May 23rd, 2000
We're at a crossroads. On the one hand, every indication is that the EIR for the USDRIP project is totally indefensible because it failed to address the impact heavy or light industrial zoning would have on the Santee/El Monte water reservoir in general and on drinking water specifically.
Legally, the county will have to postpone the zoning decision, reopen the EIR, do the additional analysis, circulate the changes, and take public comment on the changes. After that, no doubt, the issue of zoning would head back to the planning commission, maybe all the way back to the Lakeside Planning Group, and then on to the Board of Supervisors. The process would take months. The outcome is, of course, uncertain. The experts could say that heavy industrial zoning, or industrial zoning of any type, is impermissible; the report could say only that certain mitigation measures are required.
We are currently trying to find an expert who could give us all some insight on this.
Sounds great, doesn't it?
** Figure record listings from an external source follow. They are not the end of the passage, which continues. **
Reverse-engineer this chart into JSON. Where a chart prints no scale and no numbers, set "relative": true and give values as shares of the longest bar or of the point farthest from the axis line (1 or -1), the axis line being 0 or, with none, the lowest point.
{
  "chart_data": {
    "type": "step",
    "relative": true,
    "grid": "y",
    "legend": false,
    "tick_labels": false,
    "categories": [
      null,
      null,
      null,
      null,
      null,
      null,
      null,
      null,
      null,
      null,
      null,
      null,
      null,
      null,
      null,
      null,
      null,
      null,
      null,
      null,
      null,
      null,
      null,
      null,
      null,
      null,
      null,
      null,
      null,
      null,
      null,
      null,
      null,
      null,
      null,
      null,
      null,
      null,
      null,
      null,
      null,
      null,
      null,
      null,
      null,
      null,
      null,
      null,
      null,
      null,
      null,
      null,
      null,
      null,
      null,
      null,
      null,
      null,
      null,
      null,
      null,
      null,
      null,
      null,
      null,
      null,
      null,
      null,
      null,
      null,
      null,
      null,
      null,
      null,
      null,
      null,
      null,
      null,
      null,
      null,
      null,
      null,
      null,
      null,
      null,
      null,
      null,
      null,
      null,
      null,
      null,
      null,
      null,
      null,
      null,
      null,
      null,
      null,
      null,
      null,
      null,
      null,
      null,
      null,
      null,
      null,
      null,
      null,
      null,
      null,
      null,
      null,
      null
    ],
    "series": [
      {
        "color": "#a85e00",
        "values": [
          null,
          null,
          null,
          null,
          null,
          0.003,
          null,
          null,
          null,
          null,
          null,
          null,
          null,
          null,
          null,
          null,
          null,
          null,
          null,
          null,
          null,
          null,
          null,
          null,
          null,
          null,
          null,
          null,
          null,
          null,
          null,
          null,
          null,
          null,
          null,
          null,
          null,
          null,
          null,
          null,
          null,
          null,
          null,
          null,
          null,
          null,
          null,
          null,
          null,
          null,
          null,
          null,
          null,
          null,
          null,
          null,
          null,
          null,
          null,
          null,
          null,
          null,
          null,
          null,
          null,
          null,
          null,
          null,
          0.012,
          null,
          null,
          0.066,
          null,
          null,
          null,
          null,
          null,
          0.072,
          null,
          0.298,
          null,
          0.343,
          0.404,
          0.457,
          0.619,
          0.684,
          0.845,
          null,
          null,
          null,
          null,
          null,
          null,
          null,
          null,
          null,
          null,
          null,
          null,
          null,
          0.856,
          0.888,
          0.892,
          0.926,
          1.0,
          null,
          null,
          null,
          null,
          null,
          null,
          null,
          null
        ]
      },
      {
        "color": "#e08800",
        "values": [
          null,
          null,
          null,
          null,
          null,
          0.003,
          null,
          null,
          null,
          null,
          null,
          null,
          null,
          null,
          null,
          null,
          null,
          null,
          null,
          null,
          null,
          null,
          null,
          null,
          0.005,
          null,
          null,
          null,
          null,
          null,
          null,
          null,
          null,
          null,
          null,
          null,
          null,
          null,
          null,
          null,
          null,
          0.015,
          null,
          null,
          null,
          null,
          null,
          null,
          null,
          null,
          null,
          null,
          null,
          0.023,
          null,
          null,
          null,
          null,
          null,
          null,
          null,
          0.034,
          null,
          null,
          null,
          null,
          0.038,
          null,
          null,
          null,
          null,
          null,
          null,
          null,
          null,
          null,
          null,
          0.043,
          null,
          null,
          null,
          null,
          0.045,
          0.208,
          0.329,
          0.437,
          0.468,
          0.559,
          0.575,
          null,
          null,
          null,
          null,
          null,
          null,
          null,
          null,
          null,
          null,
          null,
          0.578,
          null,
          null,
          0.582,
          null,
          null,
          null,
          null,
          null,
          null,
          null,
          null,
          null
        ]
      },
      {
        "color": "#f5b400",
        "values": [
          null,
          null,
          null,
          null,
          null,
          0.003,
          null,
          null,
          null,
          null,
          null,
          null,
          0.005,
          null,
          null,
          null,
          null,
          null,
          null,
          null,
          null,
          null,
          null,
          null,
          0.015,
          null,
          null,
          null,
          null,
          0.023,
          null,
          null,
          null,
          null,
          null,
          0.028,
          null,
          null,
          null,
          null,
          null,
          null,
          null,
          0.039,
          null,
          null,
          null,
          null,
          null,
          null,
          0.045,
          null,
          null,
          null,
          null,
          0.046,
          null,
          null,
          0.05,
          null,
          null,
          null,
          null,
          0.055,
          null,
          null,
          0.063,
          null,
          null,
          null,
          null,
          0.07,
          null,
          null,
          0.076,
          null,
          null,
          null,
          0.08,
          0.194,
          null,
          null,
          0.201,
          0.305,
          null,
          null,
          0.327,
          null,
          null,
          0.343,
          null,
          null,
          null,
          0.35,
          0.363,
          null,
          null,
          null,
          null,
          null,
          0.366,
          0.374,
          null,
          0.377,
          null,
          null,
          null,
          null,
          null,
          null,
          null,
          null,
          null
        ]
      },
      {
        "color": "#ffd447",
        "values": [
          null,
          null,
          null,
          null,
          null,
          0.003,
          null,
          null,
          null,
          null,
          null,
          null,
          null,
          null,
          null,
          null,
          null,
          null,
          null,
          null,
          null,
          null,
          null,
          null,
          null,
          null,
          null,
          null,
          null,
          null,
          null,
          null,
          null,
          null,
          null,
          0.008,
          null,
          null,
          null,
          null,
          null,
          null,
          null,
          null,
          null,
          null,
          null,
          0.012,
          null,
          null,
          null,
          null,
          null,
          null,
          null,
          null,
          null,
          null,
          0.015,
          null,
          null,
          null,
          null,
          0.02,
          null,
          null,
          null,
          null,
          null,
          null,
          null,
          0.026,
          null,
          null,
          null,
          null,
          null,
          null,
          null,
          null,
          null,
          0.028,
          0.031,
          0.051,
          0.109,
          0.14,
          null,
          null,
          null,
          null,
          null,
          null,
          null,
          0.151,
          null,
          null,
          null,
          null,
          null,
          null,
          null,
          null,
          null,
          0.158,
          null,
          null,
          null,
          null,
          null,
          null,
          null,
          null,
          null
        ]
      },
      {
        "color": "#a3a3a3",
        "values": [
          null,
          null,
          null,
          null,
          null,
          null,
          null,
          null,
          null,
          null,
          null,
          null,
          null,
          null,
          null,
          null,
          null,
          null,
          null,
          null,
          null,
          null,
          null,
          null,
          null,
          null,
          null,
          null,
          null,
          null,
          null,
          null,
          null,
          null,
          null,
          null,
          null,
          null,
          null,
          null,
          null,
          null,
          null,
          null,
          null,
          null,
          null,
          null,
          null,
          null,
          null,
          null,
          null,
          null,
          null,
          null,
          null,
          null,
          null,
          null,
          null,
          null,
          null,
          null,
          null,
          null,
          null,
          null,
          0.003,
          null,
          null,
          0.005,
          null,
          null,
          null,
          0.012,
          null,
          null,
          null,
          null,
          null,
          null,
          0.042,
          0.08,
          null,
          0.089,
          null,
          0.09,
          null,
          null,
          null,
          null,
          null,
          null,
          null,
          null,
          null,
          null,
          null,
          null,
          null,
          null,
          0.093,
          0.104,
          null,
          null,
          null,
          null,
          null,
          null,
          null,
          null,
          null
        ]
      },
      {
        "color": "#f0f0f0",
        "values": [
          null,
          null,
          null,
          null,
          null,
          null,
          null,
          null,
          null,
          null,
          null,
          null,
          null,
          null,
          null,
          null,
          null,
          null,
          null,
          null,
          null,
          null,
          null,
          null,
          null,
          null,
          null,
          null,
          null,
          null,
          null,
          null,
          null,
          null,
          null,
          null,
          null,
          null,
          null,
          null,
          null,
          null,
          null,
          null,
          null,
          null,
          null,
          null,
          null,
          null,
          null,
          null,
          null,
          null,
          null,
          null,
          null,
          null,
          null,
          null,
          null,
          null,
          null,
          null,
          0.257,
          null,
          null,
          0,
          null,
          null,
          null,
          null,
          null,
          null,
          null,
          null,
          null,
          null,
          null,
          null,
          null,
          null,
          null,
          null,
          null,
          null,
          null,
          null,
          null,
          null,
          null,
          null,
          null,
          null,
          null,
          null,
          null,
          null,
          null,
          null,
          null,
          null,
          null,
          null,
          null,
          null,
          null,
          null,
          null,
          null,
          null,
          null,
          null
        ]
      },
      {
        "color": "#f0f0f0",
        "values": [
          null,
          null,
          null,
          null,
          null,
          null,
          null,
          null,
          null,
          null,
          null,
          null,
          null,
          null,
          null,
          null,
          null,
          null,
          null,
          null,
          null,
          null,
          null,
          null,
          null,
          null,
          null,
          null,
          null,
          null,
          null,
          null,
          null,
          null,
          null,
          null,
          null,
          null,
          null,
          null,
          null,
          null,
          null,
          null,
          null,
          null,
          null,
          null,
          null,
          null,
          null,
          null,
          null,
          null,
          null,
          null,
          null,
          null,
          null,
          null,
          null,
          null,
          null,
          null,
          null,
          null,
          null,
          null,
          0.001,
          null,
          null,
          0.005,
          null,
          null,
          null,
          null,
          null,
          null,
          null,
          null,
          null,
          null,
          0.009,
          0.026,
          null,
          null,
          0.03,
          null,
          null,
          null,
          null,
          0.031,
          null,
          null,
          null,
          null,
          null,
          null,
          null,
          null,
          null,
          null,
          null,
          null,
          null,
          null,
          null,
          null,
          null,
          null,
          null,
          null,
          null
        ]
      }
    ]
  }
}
But then there are the threats, which go something like this: if we challenge the EIR the county will kill the whole project and the land would revert back to general zoning. The landowners, then, would have the right to petition the county using only the minor use permit process and could ask the county for any type of zoning or land use that they could prove the land was once used for. In other words, using a relatively simple process they could ask for M-54 zoning on the grounds at some point in the past the land was put to an M-54 use. Apparantly the decision would be made by county staff and there'd be limited or no public comment-- the same county staff which we "embarassed" by pointing out their EIR was deficient.
Is this just an idle threat or do we have a significant downside risk? That is exactly where we are weak: we don't know how valid this threat is. If it's real, we'd have a helluva battle on our hands, and we'd have to fight it parcel by parcel. If it's an idle threat, then we should go ahead and make damn certain our drinking water is protected.
Here's one other fact to consider: the envelope factory zoning was obtained via the minor use process identified above. The land was, apparantly, zoned C-36. The owner approached the county using the minor use process, stated their claim to M-52 or M-54 zoning on the grounds it was once used in that way, the county approved it and we awoke one morning to the sound of foundation trenchers.
I have put in calls to Diane Jacob's office, Duncan Hunter's, Steve Baldwin's, Diane Feinstein's and Bill Horn asking for their help in obtaining help from all relevant state and federal water quality regulatory agencies to advise us on whether the county's process and mitigation recommendations meet or exceed all applicable state, federal and local water protection acts. I've received no help. In fact, I've received no response.
Without expert help, we will have a very difficult time indeed fully analyzing the depth and breadth of our downside risk. With this fully analyzed we could make a much better decision on whether to challenge the EIR. We must make a decision soon.